Thursday, 23 April 2009

Don't Shoot The Accountant . . .

. . . he's doing his best.

Yesterday, David Kellermann, the newly appointed CFO of mortgage giant Freddie Mac committed suicide according to The Globe and Mail newspaper. This was an avoidable tragedy, one which we accountants need to learn from.

Some facts from the article:

  • The Federal Housing Finance Agency described him as "a person of the utmost ethical standards who was hardworking and knowledgeable in his field"
  • With Fannie Mae, Freddie Mac is responsible for about $6-trillion in mortgages, many of which are currently in default
  • Kellermann was one of the executives reviled because he was to receive a "bonus" of $850,000 over 16 months for his dedication and hard work pulling the company through this difficult time
  • Reporters and camera crews appeared at his home, making him fear for his family and property
  • He began working non-stop, sometimes returning home only to change clothes
  • He told a friend that no matter what he did, someone was always angry at him
I can see so many of my accounting friends in this picture, people who quietly put in the long hours to get the books right, people who shun the limelight, but are deeply committed and loyal to the company they serve. People who deserve support, but who are routinely overlooked because they are quiet and taken for granted.

When a company founders, the accountant is often put into an impossible situation, responding to critics and keeping the administration going despite layoffs and other crises. David had nothing to do with the bad lending decisions made by his employer. All he did was keep the books. Yet here he is, a victim of the sins of others.

If the world is caving in on you, talk to someone. Start with your partner, spouse, parent or best friend, but get it all out. Let someone see the impossible situation you're in and let them help you see where your responsibilities lie. You can't take on the whole problem yourself.

We are all poorer for the loss of this fine person.


Patricia Koblizek,CA said...

Yes, it is sad that this man chose to end his life but he made that choice and most likely because of the positions he put himself into. A victim is someone who has no choice in this world.

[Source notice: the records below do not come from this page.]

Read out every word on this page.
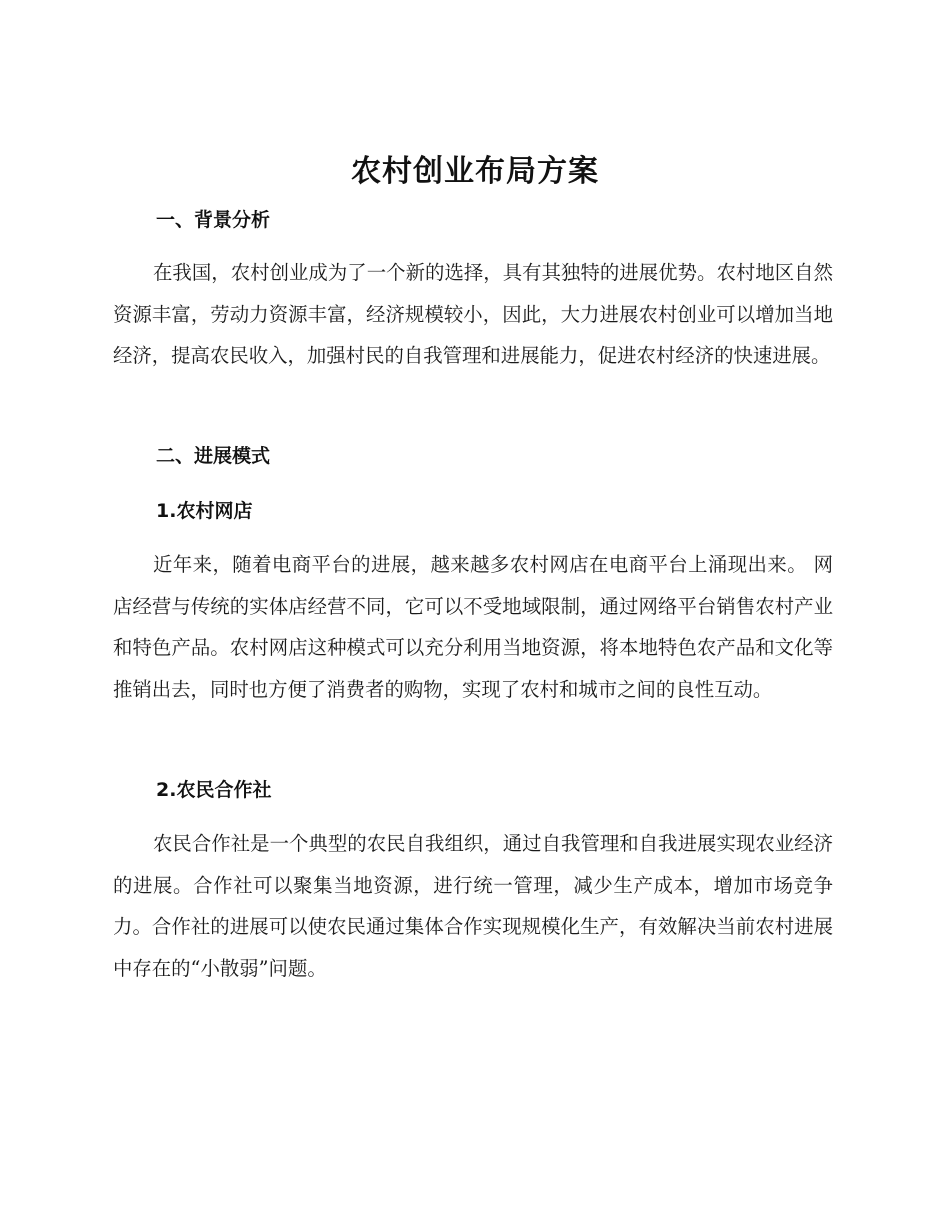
农村创业布局方案
一、背景分析

在我国，农村创业成为了一个新的选择，具有其独特的进展优势。农村地区自然资源丰富，劳动力资源丰富，经济规模较小，因此，大力进展农村创业可以增加当地经济，提高农民收入，加强村民的自我管理和进展能力，促进农村经济的快速进展。

二、进展模式
1.农村网店

近年来，随着电商平台的进展，越来越多农村网店在电商平台上涌现出来。 网店经营与传统的实体店经营不同，它可以不受地域限制，通过网络平台销售农村产业和特色产品。农村网店这种模式可以充分利用当地资源，将本地特色农产品和文化等推销出去，同时也方便了消费者的购物，实现了农村和城市之间的良性互动。

2.农民合作社

农民合作社是一个典型的农民自我组织，通过自我管理和自我进展实现农业经济的进展。合作社可以聚集当地资源，进行统一管理，减少生产成本，增加市场竞争力。合作社的进展可以使农民通过集体合作实现规模化生产，有效解决当前农村进展中存在的“小散弱”问题。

Can you honestly say that any position is worth $850,000, well beyond any amounts required to fill needs and reasonable pleasures. If we continue on with this mentality of greed and egoism, we will truly destroy ourselves. We forget that each time we put a plus on our balance sheet someone else's has a minus.

All our standards and professional rules which are intent on burying us, have not been able to stop the Enrons, Nortels or the financial crisis. If there was any integrity in our profession and humanity as a whole, we wouldn't need all the rules and regulations and we wouldn't be in the mess we are today.

Maybe we should return to honour and honesty in all our relationships, business and otherwise and no one would end up in the position this man did. We need to start treating everyone we have relationships with, as we do our family members. We wouldn't think (I hope) of exploiting our children, so why do we so freely exploit others?

It just is time we stopped living off the backs of one another. The machine is broken and has been repaired, patched, added to, taken away from and it still does not work. Maybe it is time to scrap the old and build a new machine; one built on honesty, integrity and global consciousness.

Bill Kennedy, CA said...

Thank you for stopping by and leaving a comment! I appreciate all feedback.

There's no question that there is too much fear and greed currently. I too would like less of a gap between rich and poor. Clearly, the $850,000 was not the motivator. It turned into one of the stressors that made life unbearable for Kellermann.

Suicide has been called a permanent solution to a temporary problem. I think being a victim is more of a feeling than a set of facts. It is a rare situation where the person involved had no choice whatsoever.

My purpose in writing this entry is to call attention to the problem of accountants internalizing company problems and not seeking help when they most need it.

sam said...


Yves Godbout said...

I understand the situation, the conclusion may have been harsh, but for this individual it may ahave seemed to be the only out.

Life balance is important, let us not forget that. You need time to work, but you must also play, pray, share with your family and freinds.

Even though this happenned to an accountant, it can happen to anyone. There can be instances when we see someone in a like situation - one where they see no end in sight. They may need our help, don't hesitate to jump in and help!